En el mundo rural, aunque menos estudiado y más olvidado, todo indica que la reacción de las iglesias cristianas no católicas frente al hostigamiento de los actores armados ha sido menos política y más cultural. Así lo hace ver el trabajo del antropólogo Andrés Ríos Molina43. Al estudiar los procesos de conversión de colonos en la región del Urabá a varias iglesias cristianas no católicas, Ríos observa significativos aportes a la configuración de nuevas identidades y cohesiones que les han ayudado a soportar las difíciles situaciones que atraviesan: violencia, desarraigo y desplazamiento. Para ello, las iglesias se han servido de mecanismos de reestructuración basados en la tradición cultural, la solidaridad entre miembros y parientes, y la identificación de unas representaciones, prácticas y valores éticos que surgen de los sistemas religiosos.
Una de las consecuencias del conflicto armado colombiano ha sido el desplazamiento de miles de personas de sus tierras, que han ido a engrosar los cordones de miseria de las ciudades, generando crisis subjetivas y ausencias de colectividad.

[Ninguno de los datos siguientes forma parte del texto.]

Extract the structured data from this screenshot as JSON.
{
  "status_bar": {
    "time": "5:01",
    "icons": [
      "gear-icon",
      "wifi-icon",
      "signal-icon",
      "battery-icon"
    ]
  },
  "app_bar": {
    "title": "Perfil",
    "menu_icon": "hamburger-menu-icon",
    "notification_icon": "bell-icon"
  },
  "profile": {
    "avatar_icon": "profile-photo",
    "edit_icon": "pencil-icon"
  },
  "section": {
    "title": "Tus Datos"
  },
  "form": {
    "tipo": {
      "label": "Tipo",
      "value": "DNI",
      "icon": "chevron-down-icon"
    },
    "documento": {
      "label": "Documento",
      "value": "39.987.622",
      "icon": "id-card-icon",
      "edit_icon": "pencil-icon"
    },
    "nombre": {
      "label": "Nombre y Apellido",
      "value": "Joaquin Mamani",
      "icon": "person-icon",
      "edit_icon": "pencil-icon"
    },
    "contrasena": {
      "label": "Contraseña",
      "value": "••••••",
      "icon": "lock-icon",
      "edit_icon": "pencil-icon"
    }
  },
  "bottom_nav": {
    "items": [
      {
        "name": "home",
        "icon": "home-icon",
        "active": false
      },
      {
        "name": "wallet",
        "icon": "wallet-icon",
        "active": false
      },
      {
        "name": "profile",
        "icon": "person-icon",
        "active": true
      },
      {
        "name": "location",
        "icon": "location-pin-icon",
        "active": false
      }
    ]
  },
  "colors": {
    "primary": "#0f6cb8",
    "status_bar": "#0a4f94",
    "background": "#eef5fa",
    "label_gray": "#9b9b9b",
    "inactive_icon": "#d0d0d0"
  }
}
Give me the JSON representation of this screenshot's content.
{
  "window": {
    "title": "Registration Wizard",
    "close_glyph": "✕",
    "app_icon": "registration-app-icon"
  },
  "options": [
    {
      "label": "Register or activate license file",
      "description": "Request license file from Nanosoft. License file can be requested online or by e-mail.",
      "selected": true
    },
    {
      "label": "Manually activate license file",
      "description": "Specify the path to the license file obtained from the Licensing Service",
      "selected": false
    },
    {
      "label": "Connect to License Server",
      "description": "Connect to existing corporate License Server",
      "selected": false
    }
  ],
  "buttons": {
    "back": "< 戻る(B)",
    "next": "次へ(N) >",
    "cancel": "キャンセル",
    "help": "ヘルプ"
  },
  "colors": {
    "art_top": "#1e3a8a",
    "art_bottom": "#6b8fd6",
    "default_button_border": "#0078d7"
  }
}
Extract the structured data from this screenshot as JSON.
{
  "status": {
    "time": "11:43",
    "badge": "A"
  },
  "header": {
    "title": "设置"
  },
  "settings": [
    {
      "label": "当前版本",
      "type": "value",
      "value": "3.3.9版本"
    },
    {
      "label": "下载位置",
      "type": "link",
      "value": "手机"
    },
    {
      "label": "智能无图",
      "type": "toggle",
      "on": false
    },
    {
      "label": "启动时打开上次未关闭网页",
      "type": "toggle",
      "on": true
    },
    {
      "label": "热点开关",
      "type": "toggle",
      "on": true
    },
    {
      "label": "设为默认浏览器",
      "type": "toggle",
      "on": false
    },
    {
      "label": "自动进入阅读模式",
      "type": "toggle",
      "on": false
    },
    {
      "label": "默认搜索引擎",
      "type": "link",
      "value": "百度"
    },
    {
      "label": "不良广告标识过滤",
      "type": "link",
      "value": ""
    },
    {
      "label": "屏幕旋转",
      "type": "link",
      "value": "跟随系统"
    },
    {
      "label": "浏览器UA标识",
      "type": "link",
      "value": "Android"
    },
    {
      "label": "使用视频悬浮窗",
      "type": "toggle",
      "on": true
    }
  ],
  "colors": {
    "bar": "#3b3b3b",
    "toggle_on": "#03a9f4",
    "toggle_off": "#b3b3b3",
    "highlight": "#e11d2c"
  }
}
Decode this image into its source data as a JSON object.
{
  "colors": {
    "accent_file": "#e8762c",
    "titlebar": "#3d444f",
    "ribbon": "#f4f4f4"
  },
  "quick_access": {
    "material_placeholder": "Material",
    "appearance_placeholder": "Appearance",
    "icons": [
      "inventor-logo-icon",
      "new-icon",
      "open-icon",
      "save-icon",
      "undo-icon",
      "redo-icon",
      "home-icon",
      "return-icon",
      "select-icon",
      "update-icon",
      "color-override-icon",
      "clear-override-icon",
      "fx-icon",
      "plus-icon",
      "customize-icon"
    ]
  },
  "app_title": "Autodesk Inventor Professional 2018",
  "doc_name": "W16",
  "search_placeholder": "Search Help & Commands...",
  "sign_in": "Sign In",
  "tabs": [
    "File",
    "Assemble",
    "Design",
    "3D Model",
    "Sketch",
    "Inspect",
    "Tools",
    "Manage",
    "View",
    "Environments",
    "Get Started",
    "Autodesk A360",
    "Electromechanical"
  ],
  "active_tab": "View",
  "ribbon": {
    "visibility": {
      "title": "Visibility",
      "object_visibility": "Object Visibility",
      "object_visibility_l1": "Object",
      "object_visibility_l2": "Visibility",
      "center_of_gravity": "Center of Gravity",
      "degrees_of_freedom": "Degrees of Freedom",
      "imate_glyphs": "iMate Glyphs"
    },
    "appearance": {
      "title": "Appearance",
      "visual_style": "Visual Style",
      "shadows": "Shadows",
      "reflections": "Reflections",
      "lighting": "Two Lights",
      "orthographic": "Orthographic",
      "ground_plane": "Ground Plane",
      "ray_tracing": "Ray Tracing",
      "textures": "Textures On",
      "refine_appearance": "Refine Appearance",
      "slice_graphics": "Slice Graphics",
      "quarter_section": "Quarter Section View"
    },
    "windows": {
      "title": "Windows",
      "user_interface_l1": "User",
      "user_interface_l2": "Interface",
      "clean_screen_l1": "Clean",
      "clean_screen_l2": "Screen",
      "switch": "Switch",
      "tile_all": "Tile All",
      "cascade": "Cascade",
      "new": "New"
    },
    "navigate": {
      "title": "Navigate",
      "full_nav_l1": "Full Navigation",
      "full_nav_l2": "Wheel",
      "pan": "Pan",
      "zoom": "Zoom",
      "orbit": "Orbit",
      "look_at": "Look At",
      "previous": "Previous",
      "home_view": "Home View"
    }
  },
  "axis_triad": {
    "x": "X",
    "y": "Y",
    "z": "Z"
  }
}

En las últimas dos décadas se evidenció un crecimiento exponencial de las cifras de desplazamiento, lo cual no pasó inadvertido por muchas iglesias cristianas que debieron reorientar su pastoral y aun resignificar sus representaciones y prácticas religiosas hacia la atención de estos nuevos fieles. A través de inclusiones corporativas, de exclusiones simbólicas, de rememoraciones culturales y de olvidos vitales, las iglesias católicas y protestantes, sus practicantes y sus detractores, empezaron a tejer dinámicas y relaciones que han comprendido las adscripciones identitarias, las búsquedas de sentido, los rastreos de la memoria, las resistencias étnicas y la construcción del territorio44. La religión ha sido asumida por los desplazados como como una estrategia de adaptación a las alteraciones vitales causadas por el fenómeno del desplazamiento forzado y el fundamento de la motivación para afrontar las nuevas situaciones a las que se ven enfrentados , pero también como generador y animador de estrategias de resistencia a los grupos armados y a la violencia que generan45. En este sentido, los investigadores llaman la atención hacia el fenómeno religioso como catalizador de las transformaciones o acciones, debido a su carácter orientador de decisiones y que puede aportar una sensación de protección y, sobre todo, dar fuerza y coraje para emprender luchas de resistencia46. Esto último es el objeto de esta investigación.
23Aunque en Colombia desde hace algunas décadas existe la tendencia por parte de las nuevas iglesias y denominaciones cristianas (de línea pentecostal en su mayoría) de asumir de manera exclusiva el término ‘cristiano’, se trata de una costumbre local que no impide utilizar el término en su sentido original e incluyente: el cristianismo comprende a todas las iglesias que creen en la divinidad de Jesucristo.
24Un estudio regional sobre la participación del clero católico en la guerra civil de 1876-77 puede verse en: ORTIZ Luis Javier. Obispos, clérigos y fieles en pie de guerra. Antioquia, 1870-1880. Medellín: Editorial Universidad de Antioquia, 2010.